De door klager gestelde afspraak om alle uit het beslag geïncasseerde gelden aan klager terug te betalen vormde geen onderdeel van de afspraak tot finale kwijting. Afgezien daarvan waren de geïncasseerde bedragen al afgedragen.

5. Het verweer van gerechtsdeurwaarder sub 2

Ruim twee weken nadat het dossier met gerechtsdeurwaarder sub 1 was afgerekend werd van klager een e-mail ontvangen met het verzoek de inhoudingen in het verdeeldossier aan hem uit te keren. Omdat het dossier was afgewikkeld en een groot deel van de inhoudingen al was afgedragen, is klager bericht dat hij zich tot gerechtsdeurwaarder sub 1 moest wenden. Het door gerechtsdeurwaarder sub 1 gelegde beslag is opgeheven door een betaling tegen finale kwijting. Terugbetaling van door gerechtsdeurwaarder sub 2 aan gerechtsdeurwaarder sub 1 afgedragen bedragen, maakt geen onderdeel uit van de afspraken tot finale kwijting. Zijn kantoor staat daar verder buiten.

6. Beoordeling van de klacht

6.1 De klacht is gericht tegen de kantoren van de gerechtsdeurwaarders. Krachtens de Gerechtsdeurwaarderswet kan een klacht alleen tegen een gerechtsdeurwaarder worden ingediend. Uit de verweren blijkt dat de gerechtsdeurwaarders verantwoordelijk zijn voor het dossier van klager. Zij worden daarom aangemerkt als beklaagden. In de aanvang van deze beslissing is daarmee reeds rekening gehouden.

6.2 Ingevolge artikel 34 van de Gerechtsdeurwaarderswet zijn gerechtsdeurwaarders en kandidaat-gerechtsdeurwaarders onderworpen aan tuchtrechtspraak ter zake van enig handelen of nalaten in strijd met die wet of in strijd met hetgeen een behoorlijk gerechtsdeurwaarder betaamt. Ter beoordeling staat of de handelwijze van de gerechtsdeurwaarders een tuchtrechtelijk verwijtbare gedraging in de zin van dit artikel oplevert.

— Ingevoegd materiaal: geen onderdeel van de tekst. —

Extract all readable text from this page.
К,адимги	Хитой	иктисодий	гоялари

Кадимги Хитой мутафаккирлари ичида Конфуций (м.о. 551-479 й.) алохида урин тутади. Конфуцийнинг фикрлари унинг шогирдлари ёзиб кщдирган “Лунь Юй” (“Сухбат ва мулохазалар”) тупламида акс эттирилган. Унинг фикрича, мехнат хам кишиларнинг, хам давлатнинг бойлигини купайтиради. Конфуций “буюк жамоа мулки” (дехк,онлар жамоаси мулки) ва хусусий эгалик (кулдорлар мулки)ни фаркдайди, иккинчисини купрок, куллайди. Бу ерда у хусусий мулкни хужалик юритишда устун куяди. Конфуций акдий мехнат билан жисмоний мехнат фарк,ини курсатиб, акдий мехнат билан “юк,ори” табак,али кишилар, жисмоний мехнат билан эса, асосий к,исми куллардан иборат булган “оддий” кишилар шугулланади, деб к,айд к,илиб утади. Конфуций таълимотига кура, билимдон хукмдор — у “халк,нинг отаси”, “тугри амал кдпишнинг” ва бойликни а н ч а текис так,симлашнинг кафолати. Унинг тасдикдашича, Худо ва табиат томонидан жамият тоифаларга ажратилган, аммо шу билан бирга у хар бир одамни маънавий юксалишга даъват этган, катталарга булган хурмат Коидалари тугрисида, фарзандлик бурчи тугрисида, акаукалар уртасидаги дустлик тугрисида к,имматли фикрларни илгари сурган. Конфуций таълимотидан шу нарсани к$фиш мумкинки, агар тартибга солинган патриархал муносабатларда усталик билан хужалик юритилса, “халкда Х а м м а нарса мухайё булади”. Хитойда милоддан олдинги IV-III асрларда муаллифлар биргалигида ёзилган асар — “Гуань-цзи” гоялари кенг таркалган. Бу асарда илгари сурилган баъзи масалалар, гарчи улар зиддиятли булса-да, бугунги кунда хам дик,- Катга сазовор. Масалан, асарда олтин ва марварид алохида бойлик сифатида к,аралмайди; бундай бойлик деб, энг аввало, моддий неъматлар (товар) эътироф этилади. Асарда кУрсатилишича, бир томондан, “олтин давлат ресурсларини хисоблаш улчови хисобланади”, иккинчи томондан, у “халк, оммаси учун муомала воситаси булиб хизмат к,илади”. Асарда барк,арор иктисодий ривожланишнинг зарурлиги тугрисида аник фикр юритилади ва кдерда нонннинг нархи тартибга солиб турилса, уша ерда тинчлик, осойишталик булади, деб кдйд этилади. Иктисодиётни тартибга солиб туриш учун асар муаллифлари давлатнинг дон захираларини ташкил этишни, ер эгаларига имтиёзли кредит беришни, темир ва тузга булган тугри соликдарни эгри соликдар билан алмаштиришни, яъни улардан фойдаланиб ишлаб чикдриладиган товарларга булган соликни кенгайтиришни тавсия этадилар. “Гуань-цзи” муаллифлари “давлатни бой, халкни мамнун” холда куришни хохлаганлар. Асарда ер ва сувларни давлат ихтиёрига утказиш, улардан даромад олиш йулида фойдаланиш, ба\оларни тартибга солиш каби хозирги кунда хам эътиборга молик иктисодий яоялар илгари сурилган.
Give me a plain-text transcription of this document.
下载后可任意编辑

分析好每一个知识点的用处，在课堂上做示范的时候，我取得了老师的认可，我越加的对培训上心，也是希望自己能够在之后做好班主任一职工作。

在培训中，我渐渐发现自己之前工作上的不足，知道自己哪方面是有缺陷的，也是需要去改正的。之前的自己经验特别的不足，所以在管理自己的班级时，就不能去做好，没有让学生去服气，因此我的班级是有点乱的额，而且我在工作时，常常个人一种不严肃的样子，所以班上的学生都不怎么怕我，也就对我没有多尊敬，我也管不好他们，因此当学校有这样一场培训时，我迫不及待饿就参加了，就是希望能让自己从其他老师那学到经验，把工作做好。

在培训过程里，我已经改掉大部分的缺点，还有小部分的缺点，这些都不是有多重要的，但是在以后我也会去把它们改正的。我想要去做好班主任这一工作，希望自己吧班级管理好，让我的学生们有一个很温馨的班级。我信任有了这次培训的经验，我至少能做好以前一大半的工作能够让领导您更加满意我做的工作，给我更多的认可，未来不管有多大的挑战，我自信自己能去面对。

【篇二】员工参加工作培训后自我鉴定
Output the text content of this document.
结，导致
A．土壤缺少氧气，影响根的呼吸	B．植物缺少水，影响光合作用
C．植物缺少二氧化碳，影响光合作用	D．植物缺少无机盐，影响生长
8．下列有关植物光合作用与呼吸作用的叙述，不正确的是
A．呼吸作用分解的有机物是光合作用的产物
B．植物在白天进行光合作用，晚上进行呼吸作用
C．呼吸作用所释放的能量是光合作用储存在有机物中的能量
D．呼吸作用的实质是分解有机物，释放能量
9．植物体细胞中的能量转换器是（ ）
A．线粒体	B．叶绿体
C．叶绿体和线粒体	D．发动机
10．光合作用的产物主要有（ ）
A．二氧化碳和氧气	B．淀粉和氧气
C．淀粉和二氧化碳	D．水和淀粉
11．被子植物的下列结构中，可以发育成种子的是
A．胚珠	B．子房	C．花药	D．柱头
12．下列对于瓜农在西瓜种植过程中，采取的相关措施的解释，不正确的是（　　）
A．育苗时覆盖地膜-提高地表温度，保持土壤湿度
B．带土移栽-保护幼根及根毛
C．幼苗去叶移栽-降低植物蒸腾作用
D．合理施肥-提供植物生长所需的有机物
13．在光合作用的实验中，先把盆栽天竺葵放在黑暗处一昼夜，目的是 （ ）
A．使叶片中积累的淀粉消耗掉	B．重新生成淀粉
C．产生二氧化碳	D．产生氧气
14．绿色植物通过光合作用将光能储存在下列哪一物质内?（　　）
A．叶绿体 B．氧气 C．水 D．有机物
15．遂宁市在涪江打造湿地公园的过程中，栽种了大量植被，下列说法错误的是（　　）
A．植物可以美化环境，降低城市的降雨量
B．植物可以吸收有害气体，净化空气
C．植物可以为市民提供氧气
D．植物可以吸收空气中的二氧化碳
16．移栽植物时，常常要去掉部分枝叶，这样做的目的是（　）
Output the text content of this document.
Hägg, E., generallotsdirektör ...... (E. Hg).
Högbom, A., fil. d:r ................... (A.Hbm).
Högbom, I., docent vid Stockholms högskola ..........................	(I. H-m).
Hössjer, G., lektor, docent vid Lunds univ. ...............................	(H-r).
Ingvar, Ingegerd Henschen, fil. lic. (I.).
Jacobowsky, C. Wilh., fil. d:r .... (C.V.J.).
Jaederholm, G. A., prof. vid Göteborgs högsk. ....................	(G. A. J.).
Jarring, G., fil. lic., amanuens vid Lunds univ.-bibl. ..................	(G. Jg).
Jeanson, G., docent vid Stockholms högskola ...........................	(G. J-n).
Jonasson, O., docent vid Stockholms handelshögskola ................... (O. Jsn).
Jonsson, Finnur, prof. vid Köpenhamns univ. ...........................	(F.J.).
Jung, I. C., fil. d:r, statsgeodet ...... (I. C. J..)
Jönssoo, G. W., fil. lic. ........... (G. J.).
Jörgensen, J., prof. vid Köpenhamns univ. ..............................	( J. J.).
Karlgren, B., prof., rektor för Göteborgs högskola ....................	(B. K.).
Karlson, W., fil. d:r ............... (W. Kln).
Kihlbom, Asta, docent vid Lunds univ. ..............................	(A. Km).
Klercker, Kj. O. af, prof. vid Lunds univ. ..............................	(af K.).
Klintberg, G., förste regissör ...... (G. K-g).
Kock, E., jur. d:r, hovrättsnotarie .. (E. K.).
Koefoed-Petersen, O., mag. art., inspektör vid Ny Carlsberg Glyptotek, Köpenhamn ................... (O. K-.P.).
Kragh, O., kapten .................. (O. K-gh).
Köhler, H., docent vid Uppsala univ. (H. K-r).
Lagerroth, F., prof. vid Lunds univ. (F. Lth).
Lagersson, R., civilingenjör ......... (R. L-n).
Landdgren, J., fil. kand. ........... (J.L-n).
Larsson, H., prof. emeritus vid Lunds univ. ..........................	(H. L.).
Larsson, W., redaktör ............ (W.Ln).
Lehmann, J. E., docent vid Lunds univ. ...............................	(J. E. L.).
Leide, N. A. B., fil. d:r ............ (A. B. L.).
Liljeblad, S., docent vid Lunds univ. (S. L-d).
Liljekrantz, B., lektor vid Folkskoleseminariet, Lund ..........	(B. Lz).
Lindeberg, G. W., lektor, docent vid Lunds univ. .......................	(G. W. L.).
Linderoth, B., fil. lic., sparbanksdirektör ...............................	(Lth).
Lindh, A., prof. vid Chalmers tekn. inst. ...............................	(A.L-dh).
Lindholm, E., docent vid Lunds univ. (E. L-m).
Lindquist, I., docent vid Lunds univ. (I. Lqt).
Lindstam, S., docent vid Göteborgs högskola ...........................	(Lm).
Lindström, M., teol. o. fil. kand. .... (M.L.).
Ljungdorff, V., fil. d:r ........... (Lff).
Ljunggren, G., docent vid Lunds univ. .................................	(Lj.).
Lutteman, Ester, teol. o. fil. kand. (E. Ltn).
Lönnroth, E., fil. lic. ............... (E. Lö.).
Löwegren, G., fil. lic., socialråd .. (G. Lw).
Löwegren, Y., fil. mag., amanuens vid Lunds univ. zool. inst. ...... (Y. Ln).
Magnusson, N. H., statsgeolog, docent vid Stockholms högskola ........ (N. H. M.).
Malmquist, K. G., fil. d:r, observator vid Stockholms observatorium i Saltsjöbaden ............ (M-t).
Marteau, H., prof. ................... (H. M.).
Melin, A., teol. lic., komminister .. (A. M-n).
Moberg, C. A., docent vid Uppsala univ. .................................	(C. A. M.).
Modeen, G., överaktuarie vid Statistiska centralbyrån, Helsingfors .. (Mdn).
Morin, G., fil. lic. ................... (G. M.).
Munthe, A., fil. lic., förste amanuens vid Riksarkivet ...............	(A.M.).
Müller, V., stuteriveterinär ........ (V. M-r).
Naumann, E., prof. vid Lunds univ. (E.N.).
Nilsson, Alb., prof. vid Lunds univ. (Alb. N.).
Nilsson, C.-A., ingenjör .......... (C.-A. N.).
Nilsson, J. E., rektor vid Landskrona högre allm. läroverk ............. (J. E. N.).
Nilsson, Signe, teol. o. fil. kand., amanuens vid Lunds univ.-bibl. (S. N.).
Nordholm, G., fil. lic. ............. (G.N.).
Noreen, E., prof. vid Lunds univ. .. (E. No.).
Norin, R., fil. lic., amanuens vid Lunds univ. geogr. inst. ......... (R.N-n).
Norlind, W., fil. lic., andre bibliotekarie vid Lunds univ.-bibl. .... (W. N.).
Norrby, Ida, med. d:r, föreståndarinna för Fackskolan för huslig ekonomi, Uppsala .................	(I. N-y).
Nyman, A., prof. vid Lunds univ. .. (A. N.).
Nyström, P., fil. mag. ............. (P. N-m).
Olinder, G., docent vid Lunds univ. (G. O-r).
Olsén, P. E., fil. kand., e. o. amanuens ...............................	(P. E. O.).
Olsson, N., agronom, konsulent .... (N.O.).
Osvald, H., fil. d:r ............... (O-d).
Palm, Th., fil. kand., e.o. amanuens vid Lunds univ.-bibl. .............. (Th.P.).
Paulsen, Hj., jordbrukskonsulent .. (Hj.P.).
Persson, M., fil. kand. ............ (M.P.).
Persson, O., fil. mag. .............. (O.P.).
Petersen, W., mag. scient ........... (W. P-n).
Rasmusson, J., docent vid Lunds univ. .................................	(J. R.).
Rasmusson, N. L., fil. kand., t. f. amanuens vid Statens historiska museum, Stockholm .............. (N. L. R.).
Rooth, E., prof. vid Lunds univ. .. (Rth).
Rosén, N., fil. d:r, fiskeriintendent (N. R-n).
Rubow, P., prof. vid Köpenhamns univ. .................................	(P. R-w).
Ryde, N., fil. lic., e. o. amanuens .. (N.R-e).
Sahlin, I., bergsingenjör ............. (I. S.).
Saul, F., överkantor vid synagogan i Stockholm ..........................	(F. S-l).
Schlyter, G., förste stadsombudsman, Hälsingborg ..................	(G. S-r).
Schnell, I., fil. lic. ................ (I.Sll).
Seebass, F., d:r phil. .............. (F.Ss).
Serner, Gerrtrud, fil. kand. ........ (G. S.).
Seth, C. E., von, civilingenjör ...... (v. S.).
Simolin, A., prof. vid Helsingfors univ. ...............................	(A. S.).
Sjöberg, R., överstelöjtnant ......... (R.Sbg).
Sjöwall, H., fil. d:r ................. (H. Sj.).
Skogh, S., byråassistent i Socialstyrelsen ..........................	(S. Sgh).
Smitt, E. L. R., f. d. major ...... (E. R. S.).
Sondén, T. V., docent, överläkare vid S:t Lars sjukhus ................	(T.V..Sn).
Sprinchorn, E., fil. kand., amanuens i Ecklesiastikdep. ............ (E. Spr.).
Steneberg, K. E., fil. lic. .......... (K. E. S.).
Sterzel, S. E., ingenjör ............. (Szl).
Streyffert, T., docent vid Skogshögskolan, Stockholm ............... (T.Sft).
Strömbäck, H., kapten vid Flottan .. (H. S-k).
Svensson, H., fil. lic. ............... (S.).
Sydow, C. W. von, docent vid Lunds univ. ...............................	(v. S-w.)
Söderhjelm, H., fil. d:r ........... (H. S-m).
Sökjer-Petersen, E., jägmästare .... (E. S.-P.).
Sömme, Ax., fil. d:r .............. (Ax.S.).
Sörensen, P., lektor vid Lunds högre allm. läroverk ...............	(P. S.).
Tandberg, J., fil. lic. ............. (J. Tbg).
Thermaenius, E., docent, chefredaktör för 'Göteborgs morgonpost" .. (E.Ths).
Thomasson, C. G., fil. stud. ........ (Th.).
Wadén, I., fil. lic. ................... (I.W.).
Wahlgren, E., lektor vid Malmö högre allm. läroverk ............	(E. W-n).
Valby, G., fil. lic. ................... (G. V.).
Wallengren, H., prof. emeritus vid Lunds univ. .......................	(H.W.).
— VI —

6.2 Dat geval doet zich hier naar het oordeel van de Kamer niet voor. Kennelijk is door de mededeling van gerechtsdeurwaarder sub 1 in de brief van 19 april 2016 dat hij na de ontvangst van het bedrag van de zuster van klager het derdenbeslag zou opheffen en de zaak bij zijn collega zou sluiten omdat de vordering tegen finale kwijting was voldaan, de indruk bij klager ontstaan dat de door gerechtsdeurwaarder sub 2 geïncasseerde gelden niet bij de regeling waren betrokken en dienden te worden terugbetaald. Na de toelichting van de gerechtsdeurwaarders ter zitting, die door klager niet is weersproken, is het de Kamer echter niet gebleken dat voor zover er bij klager onduidelijkheid is ontstaan, die onduidelijkheid door toedoen van de gerechtsdeurwaarders is ontstaan. Gerechtsdeurwaarder sub 1 had duidelijker kunnen communiceren met klager in de brief van 19 april 2016 en nadat op 13 mei 2016 was gebleken dat bij klager onduidelijkheid bestond. Dit is echter  onvoldoende om te kunnen concluderen dat er tuchtrechtelijk laakbaar is gehandeld.  

7. Op grond van het voorgaande wordt beslist als volgt.

BESLISSING

De Kamer voor Gerechtsdeurwaarders:

-        verklaart de klacht ongegrond.

Aldus gegeven door mr. S.P. Pompe, plaatsvervangend-voorzitter, mrs. A.E. de Vos en J.M. Wisseborn, leden, en uitgesproken ter openbare terechtzitting van 21 februari 2017  in tegenwoordigheid van de secretaris.

Tegen deze beslissing kan binnen dertig dagen na dagtekening van verzending van het afschrift van de beslissing hoger beroep worden ingesteld bij het Gerechtshof te Amsterdam, Postbus 1312, 1000 BH Amsterdam.